Lightning lit up the room for a moment, and she shivered and drew closer to the warmth of his body. The thunder followed a moment later, and she could barely resist hiding her head. Tentatively she put her face against his shoulder. His arm came around her waist, almost by its own volition, and he pulled her closer as she snuggled against him, the warm, lean hardness of his body. He put his hand under her chin, moving her head up, and his lips tasted hers. With a sigh of pure abandonment she put her arms around his neck and moved closer still.
She couldn’t have imagined it could be any better, but amazingly it was. His mouth was soft on hers, tasting, demanding, his hands exploring her body with a tenderness she would never have expected from a man of his temper and passions. He slid the night gown from her, pulling it up slowly until it came free, and then it was as if he’d finally given himself free rein.

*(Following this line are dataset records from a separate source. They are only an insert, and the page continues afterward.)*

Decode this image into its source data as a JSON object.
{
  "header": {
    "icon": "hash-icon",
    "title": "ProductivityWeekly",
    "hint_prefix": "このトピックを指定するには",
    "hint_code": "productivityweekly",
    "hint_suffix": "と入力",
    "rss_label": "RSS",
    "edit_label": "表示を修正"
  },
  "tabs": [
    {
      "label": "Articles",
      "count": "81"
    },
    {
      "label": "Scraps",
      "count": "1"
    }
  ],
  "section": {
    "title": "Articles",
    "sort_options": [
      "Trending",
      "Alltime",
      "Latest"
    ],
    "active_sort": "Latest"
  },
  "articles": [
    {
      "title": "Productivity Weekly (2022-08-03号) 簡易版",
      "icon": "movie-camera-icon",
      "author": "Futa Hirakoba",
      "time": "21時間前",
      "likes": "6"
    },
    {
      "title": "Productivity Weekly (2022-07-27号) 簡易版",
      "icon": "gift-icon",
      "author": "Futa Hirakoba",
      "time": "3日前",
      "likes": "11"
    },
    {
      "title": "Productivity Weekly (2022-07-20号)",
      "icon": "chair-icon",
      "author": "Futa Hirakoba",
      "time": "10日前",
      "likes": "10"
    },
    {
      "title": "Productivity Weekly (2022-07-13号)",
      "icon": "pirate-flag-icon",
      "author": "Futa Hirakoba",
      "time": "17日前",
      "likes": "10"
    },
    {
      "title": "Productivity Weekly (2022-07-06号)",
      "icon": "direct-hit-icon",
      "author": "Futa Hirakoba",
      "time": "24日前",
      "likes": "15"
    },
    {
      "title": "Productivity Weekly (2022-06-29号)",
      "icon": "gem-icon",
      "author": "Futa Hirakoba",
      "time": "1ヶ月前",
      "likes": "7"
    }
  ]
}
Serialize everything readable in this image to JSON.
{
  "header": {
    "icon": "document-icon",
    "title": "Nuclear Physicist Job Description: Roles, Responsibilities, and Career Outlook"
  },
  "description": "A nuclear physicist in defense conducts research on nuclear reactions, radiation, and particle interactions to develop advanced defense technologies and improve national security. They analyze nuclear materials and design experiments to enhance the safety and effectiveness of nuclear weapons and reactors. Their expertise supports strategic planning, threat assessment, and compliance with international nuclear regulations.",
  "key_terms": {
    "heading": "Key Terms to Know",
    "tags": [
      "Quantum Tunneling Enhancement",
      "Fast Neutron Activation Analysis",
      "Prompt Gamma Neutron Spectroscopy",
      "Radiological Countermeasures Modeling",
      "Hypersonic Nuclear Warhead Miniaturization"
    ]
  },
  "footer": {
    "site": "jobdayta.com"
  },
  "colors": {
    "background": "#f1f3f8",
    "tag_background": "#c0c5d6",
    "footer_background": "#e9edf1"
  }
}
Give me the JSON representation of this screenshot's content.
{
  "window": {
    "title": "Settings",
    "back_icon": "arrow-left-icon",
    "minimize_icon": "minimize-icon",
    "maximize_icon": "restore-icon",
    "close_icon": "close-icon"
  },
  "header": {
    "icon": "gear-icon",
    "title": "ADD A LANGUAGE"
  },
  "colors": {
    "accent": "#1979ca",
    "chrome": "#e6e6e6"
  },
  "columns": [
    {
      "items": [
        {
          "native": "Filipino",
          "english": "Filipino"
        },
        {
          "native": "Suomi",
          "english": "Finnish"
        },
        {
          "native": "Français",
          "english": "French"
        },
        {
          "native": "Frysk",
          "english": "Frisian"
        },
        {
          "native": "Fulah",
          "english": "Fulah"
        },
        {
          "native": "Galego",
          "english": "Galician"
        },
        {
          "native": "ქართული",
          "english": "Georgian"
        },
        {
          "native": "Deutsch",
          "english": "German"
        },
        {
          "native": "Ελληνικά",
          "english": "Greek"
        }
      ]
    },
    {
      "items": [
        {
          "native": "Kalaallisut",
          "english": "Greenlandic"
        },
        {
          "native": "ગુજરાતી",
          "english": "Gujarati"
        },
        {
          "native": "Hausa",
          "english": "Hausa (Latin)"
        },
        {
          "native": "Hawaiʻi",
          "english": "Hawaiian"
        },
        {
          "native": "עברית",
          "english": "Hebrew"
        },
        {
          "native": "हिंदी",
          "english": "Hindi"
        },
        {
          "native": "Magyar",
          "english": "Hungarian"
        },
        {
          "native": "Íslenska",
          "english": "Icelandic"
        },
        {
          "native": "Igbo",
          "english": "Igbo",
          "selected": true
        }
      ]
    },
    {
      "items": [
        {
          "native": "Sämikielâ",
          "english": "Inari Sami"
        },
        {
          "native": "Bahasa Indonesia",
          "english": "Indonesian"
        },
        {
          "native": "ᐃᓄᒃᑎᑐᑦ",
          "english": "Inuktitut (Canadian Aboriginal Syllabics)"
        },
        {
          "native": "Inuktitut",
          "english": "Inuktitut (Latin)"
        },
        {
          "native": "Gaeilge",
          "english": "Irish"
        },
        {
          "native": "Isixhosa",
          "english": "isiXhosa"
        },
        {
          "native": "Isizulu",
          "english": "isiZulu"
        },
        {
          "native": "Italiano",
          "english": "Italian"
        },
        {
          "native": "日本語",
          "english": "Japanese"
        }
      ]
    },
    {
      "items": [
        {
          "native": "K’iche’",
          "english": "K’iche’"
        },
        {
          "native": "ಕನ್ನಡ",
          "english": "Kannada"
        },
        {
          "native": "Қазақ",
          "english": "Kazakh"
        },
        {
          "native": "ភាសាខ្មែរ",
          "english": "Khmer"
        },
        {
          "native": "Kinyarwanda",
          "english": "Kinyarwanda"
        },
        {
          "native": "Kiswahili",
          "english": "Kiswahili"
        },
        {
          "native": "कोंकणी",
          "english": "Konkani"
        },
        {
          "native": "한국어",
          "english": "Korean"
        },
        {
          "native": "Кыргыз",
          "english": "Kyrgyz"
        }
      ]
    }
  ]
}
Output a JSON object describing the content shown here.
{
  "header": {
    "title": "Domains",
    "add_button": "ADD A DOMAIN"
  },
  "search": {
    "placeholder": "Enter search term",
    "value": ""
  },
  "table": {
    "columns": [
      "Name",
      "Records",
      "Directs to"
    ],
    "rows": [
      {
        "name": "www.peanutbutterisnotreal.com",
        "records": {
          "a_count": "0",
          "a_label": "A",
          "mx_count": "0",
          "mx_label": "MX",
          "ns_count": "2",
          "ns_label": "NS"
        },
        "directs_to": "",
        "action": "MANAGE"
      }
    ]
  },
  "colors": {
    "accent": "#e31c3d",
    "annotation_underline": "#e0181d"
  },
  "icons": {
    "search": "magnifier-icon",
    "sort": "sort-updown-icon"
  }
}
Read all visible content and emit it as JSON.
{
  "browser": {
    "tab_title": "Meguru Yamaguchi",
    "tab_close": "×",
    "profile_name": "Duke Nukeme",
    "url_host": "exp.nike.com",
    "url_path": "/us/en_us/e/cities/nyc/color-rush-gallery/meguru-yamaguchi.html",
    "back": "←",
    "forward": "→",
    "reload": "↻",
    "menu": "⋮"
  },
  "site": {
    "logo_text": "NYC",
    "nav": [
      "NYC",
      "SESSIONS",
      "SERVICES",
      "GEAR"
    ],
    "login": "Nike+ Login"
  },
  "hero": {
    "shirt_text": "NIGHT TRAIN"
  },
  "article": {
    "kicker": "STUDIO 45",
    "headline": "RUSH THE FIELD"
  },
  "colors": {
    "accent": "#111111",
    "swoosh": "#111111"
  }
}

He was everywhere on her body, hands and mouth, tasting, touching, arousing her to a fever pitch she hadn’t imagined possible. And when he entered her this time she clung to him, sobbing lightly, wanting more and more of him. She felt she would die if he left her; this sweet, soft dream should go on forever, when he suddenly turned rougher, exciting her in ways she hadn’t even known existed, and her fingernails raked his back as she held him, straining with a passion as savage and dark as his own.
And when it was over, when she fell back, panting and warm in her dazed completeness, she still held on to him, determined not to let him leave her, not to let him shut her out.
She fell asleep in his arms, his body wrapped tightly with hers.
Sixteen
When Molly awoke the next morning he had already left the bed, and she lay calm and contented beneath the covers, watching the sun grow brighter and stronger, waiting for her husband to return. She had almost drifted back into a blissful sleep when the door opened and he came back in, dressed only in his faded blue jeans, his long black curls dripping from the shower onto his strong shoulders. His eyes slid over her lying in his bed, for all the world as if she belonged there, and the same old expression of distrust filled his dark blue gaze.
She couldn’t stand it. Without thinking she slipped out of bed and ran across the room to him. Throwing her arms around his neck, she pressed her warm, naked body against his. “Don’t look that way, Patrick,” she pleaded, with tear-filled eyes. “Whatever I’ve done, whatever way I’ve hurt you—that’s in the past. I can’t change it, I can’t even remember it.” Reluctantly his dark blue eyes met her intense gaze. “All I can do is love you, Patrick,” she said in a quieter tone of voice. “I know that I always have. And I just wish you could accept that and try to trust me. Just a little bit.”
“Molly, this is hopeless,” he said wearily. But his hands had reached up and caught her arms, holding her against him, his long fingers stroking her skin. “We have too many strikes against us, not the least of which is I’m of a different generation.”
“You’re ten years older, for heaven’s sake!” she snapped, seriously annoyed. “That hardly makes you Methuselah. If you try really hard you should be able to come up with a better excuse than that.”